Яра видела, как лицо его становится все более жестким. Как проглядывает в глазах дикий отблеск, что жил в нем прежнем, зверином. Да только ведь проклятие отняли Соляные Копи и, стало быть, его не вернуть. Или...
Литавры морские гудели все громче. И он, гул этот, приносил с собою толику тепла. А еще разворачивал корабли против ветра, что спустя семь оборотов солнца хотел взбунтоваться. Видно, не только он.
Ярослава чуяла в самом воздухе, в самом море сизом нечто чужое, мощное.
Оно говорило с ветром и пеной, нашептывало воде. И кренило судна так резко, что воины с белесыми волосами недовольно косились в сторону степняков. Шептались, оголяя сталь. И осторожно складывали ее в ножны.
Снова именем Орма звучали голоса.
Ярослава, как могла, помогала Дару. Ухаживала за раненными воинами, которых все тот же корабль вел в неизвестность, но и с ней в последние дни творилось что-то неладное.
Дитя тревожилось.
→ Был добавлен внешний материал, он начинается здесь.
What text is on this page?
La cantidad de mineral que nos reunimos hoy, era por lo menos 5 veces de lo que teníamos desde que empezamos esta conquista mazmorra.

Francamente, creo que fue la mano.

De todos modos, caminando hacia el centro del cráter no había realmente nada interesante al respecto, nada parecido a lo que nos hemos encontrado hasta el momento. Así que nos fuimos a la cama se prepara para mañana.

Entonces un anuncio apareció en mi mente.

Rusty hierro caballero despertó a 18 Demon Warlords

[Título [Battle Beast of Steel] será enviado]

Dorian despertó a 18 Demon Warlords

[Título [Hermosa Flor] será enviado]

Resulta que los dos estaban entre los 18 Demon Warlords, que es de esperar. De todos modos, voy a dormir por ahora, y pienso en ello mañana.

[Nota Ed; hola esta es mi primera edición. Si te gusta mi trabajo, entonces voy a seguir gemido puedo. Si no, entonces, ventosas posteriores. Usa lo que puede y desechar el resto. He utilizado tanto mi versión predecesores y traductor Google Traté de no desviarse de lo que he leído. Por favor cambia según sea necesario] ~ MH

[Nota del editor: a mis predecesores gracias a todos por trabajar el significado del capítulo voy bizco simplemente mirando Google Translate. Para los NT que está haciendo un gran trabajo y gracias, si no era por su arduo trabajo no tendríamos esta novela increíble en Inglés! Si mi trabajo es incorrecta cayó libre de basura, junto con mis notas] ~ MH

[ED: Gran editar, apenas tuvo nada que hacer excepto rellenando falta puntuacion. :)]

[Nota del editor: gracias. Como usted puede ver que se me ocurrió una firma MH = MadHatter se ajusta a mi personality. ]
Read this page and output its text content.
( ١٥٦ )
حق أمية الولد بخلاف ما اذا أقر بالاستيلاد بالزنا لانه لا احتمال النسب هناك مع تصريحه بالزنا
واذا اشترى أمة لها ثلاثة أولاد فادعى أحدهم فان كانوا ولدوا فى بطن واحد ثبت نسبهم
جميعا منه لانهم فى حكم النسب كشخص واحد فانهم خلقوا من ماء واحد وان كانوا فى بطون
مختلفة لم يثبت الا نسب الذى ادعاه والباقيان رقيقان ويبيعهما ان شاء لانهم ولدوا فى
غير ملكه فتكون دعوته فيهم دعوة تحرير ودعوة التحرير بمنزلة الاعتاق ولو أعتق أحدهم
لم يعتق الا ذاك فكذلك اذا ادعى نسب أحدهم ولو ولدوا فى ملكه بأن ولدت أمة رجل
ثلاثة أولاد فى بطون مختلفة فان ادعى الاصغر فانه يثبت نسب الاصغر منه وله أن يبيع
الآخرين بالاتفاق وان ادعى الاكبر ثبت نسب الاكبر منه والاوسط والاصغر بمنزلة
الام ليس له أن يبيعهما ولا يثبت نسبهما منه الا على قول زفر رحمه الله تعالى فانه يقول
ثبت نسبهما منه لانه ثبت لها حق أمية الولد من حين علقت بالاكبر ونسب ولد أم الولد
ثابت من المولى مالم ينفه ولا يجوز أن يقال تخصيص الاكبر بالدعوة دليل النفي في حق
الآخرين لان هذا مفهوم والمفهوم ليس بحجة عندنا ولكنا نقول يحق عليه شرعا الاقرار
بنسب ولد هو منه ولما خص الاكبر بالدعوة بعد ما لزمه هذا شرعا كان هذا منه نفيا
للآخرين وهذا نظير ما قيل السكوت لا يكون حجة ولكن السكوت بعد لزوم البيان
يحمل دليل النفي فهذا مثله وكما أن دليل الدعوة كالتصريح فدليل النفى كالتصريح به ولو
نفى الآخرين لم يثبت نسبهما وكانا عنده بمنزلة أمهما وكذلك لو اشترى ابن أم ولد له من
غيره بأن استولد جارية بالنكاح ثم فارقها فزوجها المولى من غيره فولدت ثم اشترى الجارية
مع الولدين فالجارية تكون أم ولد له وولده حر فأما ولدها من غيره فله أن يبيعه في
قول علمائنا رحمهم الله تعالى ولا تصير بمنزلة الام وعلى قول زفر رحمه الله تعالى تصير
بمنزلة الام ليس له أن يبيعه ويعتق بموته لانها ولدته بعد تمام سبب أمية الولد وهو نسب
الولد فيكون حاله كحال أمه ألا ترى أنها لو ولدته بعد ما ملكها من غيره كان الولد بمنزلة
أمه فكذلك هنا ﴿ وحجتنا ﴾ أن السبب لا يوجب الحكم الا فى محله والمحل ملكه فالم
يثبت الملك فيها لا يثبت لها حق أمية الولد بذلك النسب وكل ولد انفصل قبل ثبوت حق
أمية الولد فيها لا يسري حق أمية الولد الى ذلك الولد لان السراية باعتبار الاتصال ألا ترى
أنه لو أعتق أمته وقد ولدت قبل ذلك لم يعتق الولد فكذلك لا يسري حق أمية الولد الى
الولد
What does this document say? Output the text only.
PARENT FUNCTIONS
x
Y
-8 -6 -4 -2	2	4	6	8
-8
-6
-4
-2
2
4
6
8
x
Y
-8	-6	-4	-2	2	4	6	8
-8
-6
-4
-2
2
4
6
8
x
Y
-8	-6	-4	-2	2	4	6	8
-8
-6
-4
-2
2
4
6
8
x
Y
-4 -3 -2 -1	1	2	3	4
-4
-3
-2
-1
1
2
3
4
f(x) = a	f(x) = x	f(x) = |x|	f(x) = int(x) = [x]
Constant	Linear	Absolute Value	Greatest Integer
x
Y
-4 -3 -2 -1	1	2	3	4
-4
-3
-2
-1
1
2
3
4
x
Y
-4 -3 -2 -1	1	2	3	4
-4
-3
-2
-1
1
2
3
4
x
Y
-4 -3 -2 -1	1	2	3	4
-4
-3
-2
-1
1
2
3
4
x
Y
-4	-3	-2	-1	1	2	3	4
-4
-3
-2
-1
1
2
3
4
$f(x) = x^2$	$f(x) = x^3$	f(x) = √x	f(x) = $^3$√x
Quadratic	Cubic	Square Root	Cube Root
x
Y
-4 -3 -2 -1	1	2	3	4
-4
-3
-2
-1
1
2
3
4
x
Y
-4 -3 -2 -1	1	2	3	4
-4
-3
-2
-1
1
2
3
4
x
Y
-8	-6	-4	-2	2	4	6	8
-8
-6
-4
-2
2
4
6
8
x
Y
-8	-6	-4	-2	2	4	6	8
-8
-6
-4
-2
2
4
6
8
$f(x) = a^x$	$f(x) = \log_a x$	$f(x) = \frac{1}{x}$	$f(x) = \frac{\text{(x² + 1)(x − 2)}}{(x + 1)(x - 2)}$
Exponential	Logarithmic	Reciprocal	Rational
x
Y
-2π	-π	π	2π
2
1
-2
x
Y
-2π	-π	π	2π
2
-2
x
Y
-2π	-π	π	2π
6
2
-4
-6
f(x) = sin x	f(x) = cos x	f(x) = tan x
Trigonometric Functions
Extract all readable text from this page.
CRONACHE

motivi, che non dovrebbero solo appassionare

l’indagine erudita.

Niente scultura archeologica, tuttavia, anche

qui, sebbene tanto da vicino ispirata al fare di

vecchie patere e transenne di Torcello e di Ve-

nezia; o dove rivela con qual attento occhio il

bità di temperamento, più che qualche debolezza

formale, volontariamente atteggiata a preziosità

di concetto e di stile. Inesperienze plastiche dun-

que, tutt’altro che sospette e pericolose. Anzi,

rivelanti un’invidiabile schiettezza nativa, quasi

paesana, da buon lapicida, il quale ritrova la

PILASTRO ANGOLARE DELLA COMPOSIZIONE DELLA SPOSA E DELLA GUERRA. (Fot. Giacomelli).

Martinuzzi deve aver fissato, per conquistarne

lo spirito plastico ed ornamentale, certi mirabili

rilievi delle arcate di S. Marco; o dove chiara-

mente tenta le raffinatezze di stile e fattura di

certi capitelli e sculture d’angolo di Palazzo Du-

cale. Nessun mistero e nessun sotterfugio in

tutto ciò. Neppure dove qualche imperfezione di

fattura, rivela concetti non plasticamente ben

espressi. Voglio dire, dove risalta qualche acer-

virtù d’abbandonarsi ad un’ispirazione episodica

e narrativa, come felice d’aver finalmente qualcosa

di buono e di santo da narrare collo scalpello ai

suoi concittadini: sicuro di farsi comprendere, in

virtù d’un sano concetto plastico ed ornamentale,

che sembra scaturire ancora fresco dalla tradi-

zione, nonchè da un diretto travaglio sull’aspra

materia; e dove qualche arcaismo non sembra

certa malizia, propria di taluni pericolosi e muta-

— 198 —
Теперь, когда оно вошло в полную силу и могло толкать матку под ребра, ворожея понимала: впереди их ждет не только неизвестность. Быть может, нечто худшее.
Воздух сгущался, что белое молоко на печи. И в нем, воздухе этом, рубцы на пальцах Ярославы снова розовели, оголяя нежную плоть.
С каждым днем все больше пахло что морем самим, что солью. И этот запах сводил ворожею с ума. Путал мысли, возвращал видения, рожденные Копями. Пугал... впрочем, не ее одну.